Bei vielen traumatischen Erlebnissen ist eine Therapie daher unumgänglich, um den Betroffenen wieder zurück ins Leben zu helfen. Bei einer Therapie geht es nicht darum, das Erlebte zu vergessen. Dies wäre sicher auch gar nicht möglich. Vielmehr müssen die Betroffenen lernen, mit dem Schmerz zu leben und an die Situationen zu denken, ohne das Ereignis immer wieder neu zu erleben. Eine Therapie muss möglichst schnell erfolgen. Denn je länger das traumatisierende Ereignis zurück liegt und je traumatischer das Erlebte war, desto schwieriger und mühesamer können Gefühl und Erinnerung wieder entknotet werden. Doch gerade zu Therapiebeginn haben viele Menschen große Angst, sich dem Erlebten erneut zu stellen. So geht es ihnen zu Therapiebeginn meist noch schlechter als zuvor. Ein langer und beschwerlicher Weg liegt vor den Betroffenen. Doch soll dieser den Menschen in erster Linie helfen, die Erlebnisse zu verarbeiten, das Geschehene anzunehmen und mit den seelischen Schrammen umzugehen.

Aber auch die Psychologen und Therapeuten der Psychotraumatologie sind in der Therapiearbeit mit großen emotionalen Herausforderungen konfrontiert. Denn die Arbeit mit schwer traumatisierten Menschen geht auch an ihnen nicht spurlos vorüber. Sich von den schweren, leidvollen Erfahrungen der Patienten zu distanzieren, ist oftmals nicht leicht. Nur durch spezielle Kenntnisse, Kompetenzen und Psychohygiene, können Therapeuten ihre verantwortungsvollen Aufgaben bewältigen.

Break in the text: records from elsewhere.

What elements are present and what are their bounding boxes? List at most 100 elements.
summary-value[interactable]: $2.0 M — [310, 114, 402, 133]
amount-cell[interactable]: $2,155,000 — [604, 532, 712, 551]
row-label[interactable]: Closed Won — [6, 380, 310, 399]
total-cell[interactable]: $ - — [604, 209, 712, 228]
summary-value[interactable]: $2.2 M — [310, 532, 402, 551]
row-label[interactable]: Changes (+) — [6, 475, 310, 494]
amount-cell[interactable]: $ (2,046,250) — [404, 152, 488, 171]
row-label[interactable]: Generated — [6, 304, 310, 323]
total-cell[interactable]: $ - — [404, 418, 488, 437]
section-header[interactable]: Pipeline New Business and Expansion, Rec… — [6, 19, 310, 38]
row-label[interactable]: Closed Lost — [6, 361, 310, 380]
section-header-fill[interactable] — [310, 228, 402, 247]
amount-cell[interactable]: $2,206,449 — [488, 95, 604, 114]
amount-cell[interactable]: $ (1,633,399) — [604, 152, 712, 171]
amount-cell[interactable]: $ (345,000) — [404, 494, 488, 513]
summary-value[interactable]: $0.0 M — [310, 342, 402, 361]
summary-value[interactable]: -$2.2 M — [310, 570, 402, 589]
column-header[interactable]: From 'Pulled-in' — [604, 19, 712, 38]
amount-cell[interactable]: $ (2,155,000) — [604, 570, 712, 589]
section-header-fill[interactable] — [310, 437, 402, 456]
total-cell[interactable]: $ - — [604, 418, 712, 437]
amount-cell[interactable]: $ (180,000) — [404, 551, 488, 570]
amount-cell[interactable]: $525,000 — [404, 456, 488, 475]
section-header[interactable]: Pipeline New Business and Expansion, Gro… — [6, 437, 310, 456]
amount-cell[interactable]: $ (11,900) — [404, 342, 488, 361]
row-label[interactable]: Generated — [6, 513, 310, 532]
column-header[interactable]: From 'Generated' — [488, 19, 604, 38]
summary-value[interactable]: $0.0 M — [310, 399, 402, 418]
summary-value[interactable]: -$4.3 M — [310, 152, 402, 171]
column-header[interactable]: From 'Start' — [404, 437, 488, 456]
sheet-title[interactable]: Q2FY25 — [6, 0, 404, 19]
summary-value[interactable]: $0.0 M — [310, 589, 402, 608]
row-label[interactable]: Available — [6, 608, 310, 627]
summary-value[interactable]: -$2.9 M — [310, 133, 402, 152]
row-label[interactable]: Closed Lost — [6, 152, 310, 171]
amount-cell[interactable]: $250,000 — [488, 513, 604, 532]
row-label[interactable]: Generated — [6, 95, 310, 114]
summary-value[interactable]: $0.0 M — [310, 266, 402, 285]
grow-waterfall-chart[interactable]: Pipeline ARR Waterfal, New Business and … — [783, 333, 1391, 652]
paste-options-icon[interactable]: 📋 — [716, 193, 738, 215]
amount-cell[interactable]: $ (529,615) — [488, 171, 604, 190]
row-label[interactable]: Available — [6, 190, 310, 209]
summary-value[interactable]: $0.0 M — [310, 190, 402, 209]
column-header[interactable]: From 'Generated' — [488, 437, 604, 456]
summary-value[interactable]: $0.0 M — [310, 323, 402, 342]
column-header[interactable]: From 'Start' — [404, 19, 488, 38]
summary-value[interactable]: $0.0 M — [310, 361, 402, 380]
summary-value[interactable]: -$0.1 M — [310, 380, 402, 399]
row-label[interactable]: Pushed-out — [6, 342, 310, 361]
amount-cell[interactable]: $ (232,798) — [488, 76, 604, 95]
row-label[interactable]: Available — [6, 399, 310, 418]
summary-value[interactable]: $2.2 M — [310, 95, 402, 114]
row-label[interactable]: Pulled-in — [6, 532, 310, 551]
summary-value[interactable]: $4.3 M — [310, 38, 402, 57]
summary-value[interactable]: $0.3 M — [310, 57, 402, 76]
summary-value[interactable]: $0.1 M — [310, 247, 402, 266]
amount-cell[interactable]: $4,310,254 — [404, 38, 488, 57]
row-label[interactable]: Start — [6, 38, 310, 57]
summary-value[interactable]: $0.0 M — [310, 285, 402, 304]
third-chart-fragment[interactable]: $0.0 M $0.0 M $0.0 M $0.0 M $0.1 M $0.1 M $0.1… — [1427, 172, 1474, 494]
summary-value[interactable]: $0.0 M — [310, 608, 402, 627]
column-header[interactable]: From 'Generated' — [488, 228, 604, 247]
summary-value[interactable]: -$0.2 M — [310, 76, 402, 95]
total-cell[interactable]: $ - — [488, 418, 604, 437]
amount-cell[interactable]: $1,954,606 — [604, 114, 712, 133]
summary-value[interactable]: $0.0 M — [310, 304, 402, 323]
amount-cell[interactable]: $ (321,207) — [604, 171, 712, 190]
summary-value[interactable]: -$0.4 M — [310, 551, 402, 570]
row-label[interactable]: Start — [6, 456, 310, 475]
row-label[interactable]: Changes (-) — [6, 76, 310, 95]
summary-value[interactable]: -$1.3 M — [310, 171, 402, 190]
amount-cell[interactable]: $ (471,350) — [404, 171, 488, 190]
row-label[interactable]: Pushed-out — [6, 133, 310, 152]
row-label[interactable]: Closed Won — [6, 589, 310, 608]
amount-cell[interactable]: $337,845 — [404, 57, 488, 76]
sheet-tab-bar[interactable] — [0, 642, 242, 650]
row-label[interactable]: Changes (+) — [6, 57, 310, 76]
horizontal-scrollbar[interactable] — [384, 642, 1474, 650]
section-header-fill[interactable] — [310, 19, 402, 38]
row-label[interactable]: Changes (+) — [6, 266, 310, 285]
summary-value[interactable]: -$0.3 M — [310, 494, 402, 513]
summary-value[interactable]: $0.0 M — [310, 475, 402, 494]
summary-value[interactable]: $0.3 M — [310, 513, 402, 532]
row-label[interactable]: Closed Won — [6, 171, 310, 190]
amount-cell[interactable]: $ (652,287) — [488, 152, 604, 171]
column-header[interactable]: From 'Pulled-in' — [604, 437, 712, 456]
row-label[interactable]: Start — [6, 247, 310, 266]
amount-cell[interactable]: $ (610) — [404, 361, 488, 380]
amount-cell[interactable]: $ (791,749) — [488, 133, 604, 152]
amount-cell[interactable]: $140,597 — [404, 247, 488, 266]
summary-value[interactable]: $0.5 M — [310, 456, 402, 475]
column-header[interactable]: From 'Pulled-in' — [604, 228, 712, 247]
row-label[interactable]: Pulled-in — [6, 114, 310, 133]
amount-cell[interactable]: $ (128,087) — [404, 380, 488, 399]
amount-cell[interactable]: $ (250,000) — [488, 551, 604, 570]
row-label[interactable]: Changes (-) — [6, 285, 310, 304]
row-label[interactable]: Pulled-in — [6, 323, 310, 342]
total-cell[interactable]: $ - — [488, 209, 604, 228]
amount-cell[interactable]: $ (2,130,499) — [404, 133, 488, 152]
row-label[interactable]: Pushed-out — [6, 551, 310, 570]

Eine Traumabehandlung setzt viele Spezialkenntnisse voraus, unter anderem im Bereich der Neurobiologie. Das Wissen über die Zusammenhänge damit steckt allerdings noch immer in den Kinderschuhen und bringt ständig neue Ergebnisse, die für eine erfolgreiche Behandlung und das Leben der Patienten jedoch immens wichtig sein können. Eine allgemeine Ausbildung in Psychotherapie reicht daher nicht aus, um den Aufgaben eines Therapeuten in der Psychotraumatologie gerecht zu werden. Zudem gibt es verschiedene Therapieformen, die ein breites Wissen des Therapeuten über die verschiedenen Behandlungsmöglichkeiten erfordern, um für die jeweiligen Klienten schließlich die angemessenste und beste Therapieform zu wählen. Dennoch stellt die Psychotraumatologie ein interessantes Aufgabenfeld dar, um Menschen in den schwersten Lebenssituationen zu helfen.

Denn allein durch die Zeit können Wunden meistens nicht heilen; aber vielleicht durch die richtige Therapie im Laufe der Zeit nicht mehr so weh tun.